Also. Ich kam gegen halb 10 abends auf dem Alexanderplatz an und die Musik lief noch (zuvor war ja eine Party gewesen), Menschen waren noch am Tanzen etc. Mit ein, zwei Menschen hab ich mich unterhalten. Nachdem die Musik aus war, verließ etwa die Hälfte den Platz, die andere Hälfte ließ sich für ein Plenum nieder. Mensch hatte hier die Möglichkeit, sich über diverse Umstände in der Welt zu beschweren, das Problem lag darin, dass recht viele (weil zuvor eine Party stattfand) schon mehr oder weniger betrunken waren. Was mich ein bisschen (mehr) genervt hat, weil Politik und Besoffensein für mich nicht Hand in Hand gehen. Irgendwann - obwohl das Plenum eigentlich noch in vollem Gang war - hörte niemand mehr zu und alles verästelte sich in Seitengesprächen, weswegen dazu übergegangen wurde, die Zelte aufzubauen. Und dann kam die Polizei und stellte uns vor die Möglichkeit, das alles hier als Spontandemo anzumelden (ergo müssten die Zelte weg) oder geräumt zu werden.
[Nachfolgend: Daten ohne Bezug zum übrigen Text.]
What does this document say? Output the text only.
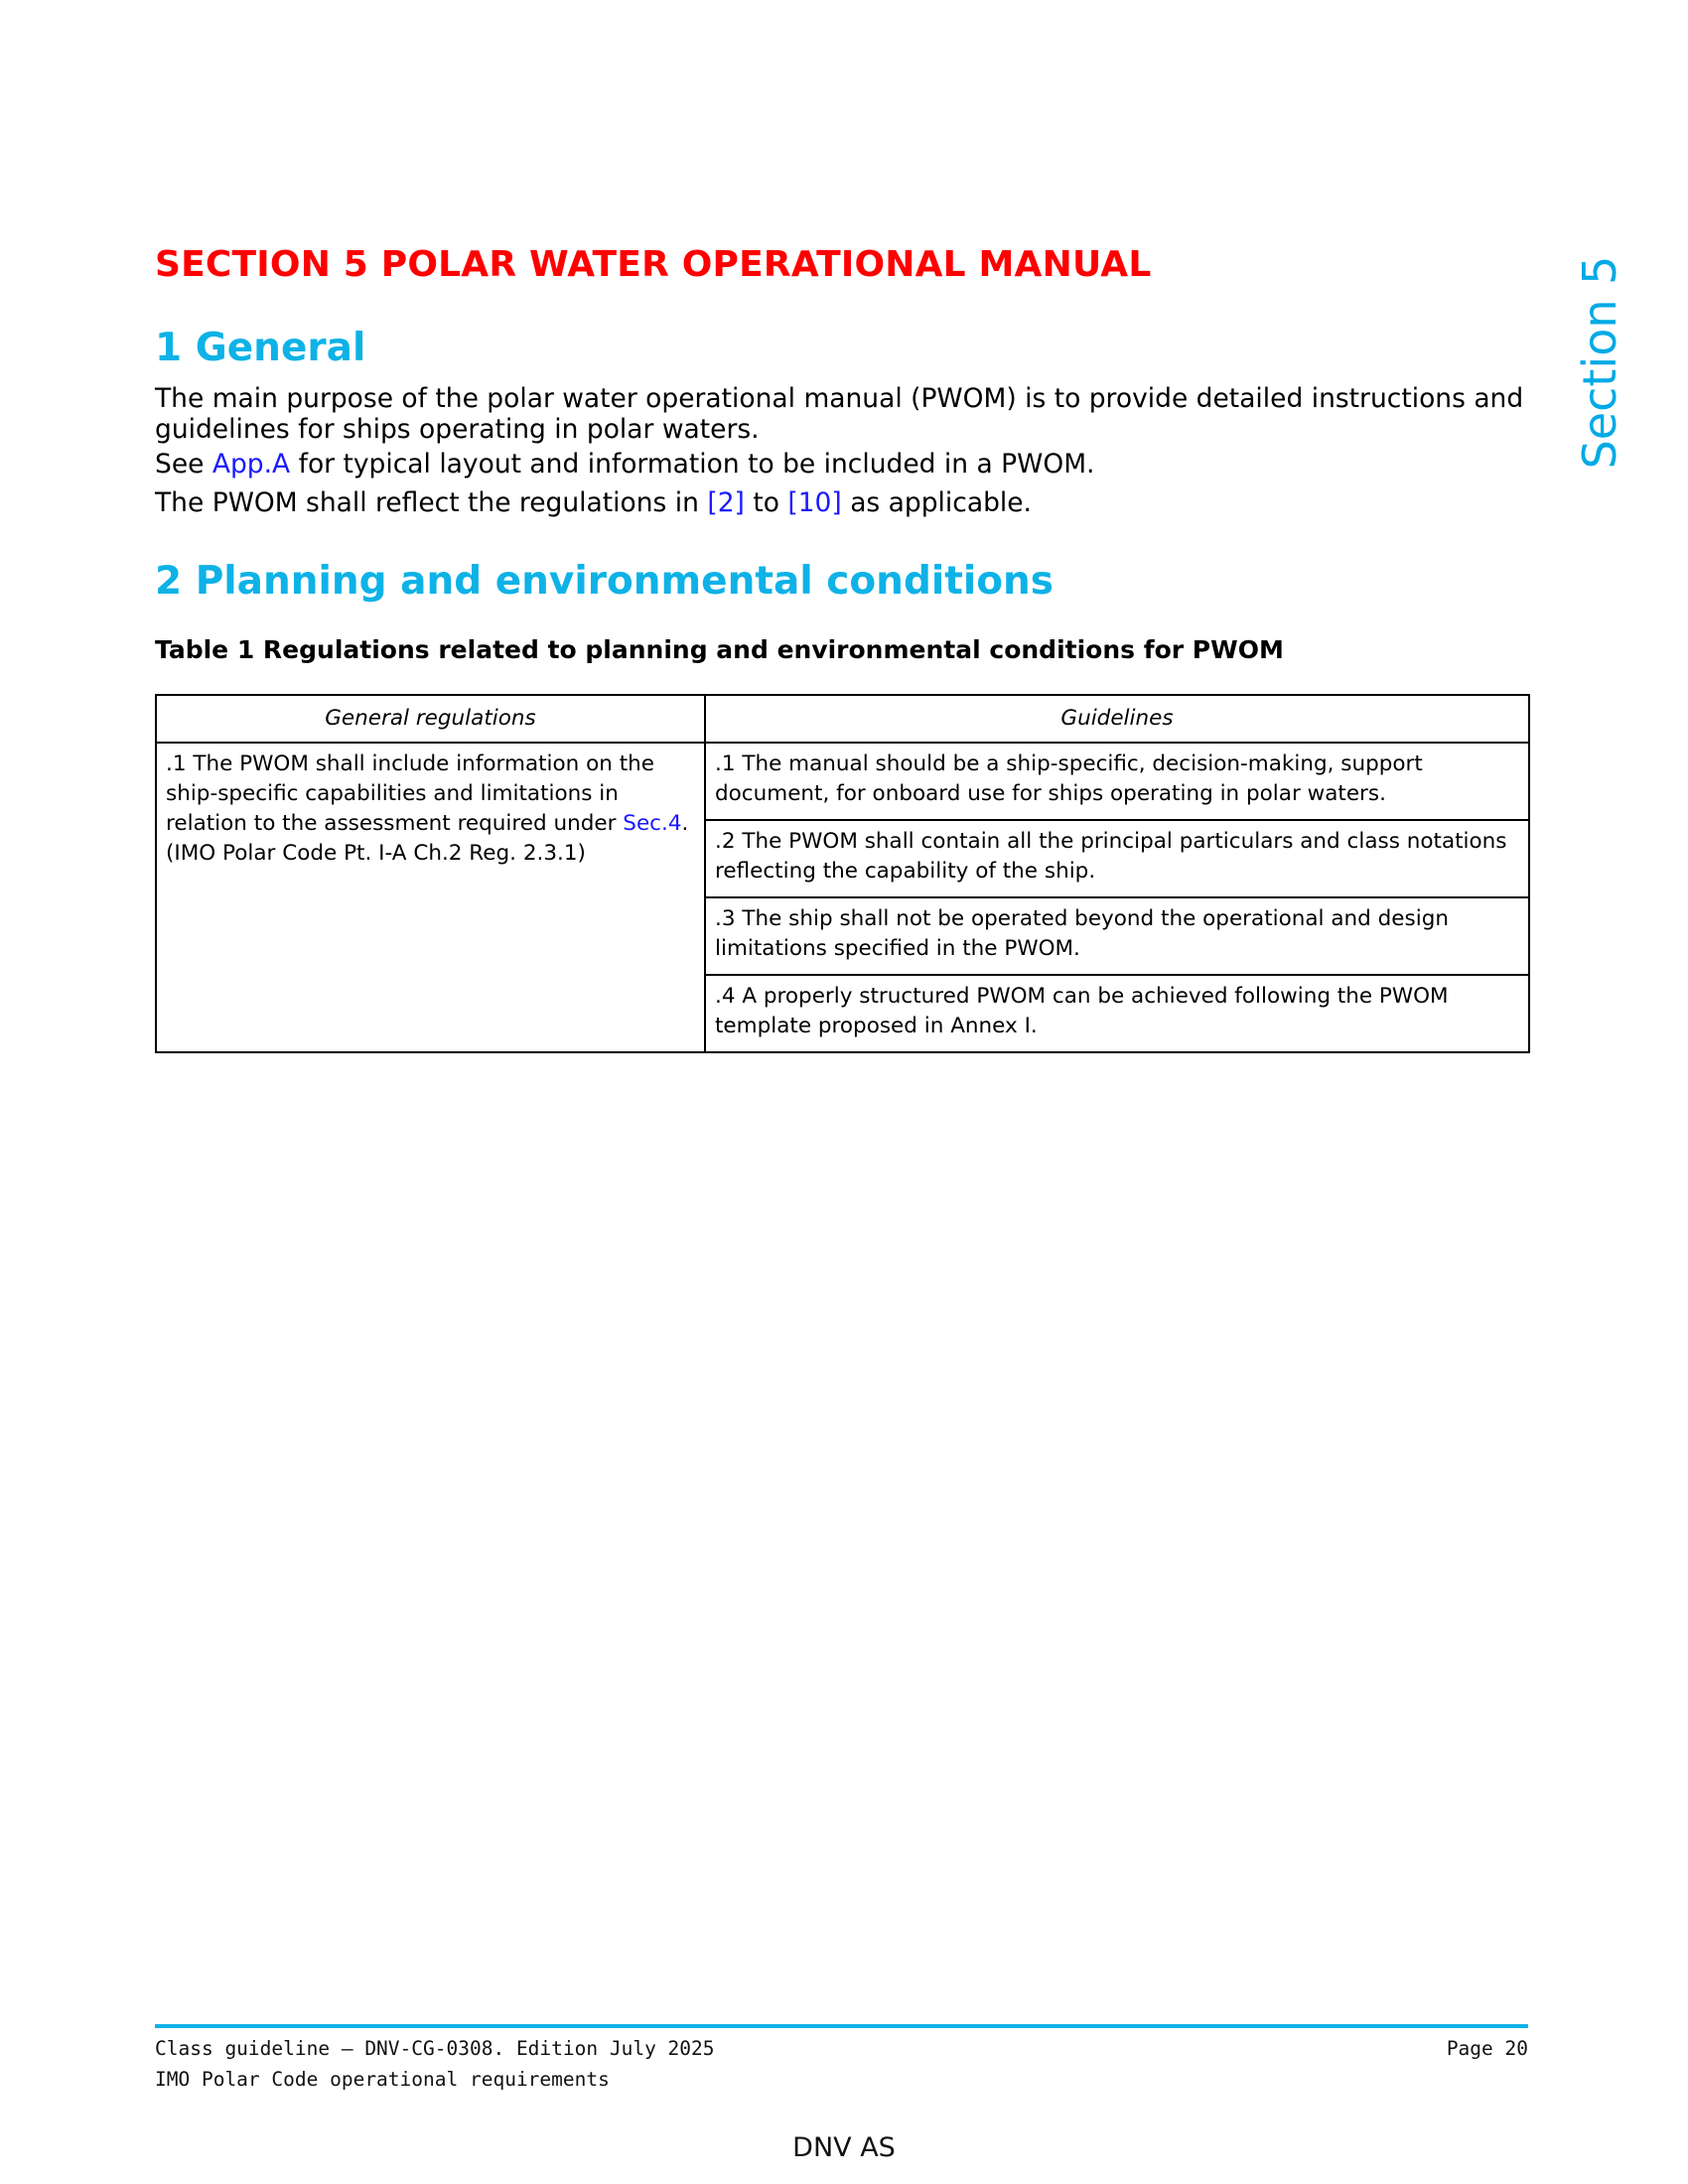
SECTION 5 POLAR WATER OPERATIONAL MANUAL	Section 5
1 General

The main purpose of the polar water operational manual (PWOM) is to provide detailed instructions and guidelines for ships operating in polar waters.

See App.A for typical layout and information to be included in a PWOM.

The PWOM shall reflect the regulations in [2] to [10] as applicable.

2 Planning and environmental conditions

Table 1 Regulations related to planning and environmental conditions for PWOM

General regulations	Guidelines
.1 The PWOM shall include information on the ship-specific capabilities and limitations in relation to the assessment required under Sec.4.
(IMO Polar Code Pt. I-A Ch.2 Reg. 2.3.1)	.1 The manual should be a ship-specific, decision-making, support document, for onboard use for ships operating in polar waters.
	.2 The PWOM shall contain all the principal particulars and class notations reflecting the capability of the ship.
	.3 The ship shall not be operated beyond the operational and design limitations specified in the PWOM.
	.4 A properly structured PWOM can be achieved following the PWOM template proposed in Annex I.
Class guideline — DNV-CG-0308. Edition July 2025
IMO Polar Code operational requirements
Page 20
DNV AS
Da aus irgendeinem Grund das nicht bedacht worden war, wurde die Demo also spontan gegen den Einsatz der Nato-Truppen in Nordafrika angemeldet und die Zelte platt gemacht (die Stangen wurden rausgezogen und einige schließen somit AUF ihren Zelten). Langsam sank die Stimmung in den Keller, immer mehr Menschen gingen, bis gegen Ende vielleicht von während der Party 100 Menschen nur noch 20 da waren, wovon mindestens 8 betrunken waren (und meines Wissens nach auch nicht zu der aCampada-Gruppe gehörten). Meine Laune war nicht wirklich im Keller (dazu war ich einfach zu amüsiert von den Menschen), aber erhofft hatte ich mir schon etwas anderes. Allerdings hatte ich ein paar recht interessante Gespräche und jede Menge Heiratsanträge. Was mich gestört hat, war, dass nach und nach immer mehr Menschen nach Hause gingen, um zu schlafen, aber da komme ich später noch einmal drauf zurück.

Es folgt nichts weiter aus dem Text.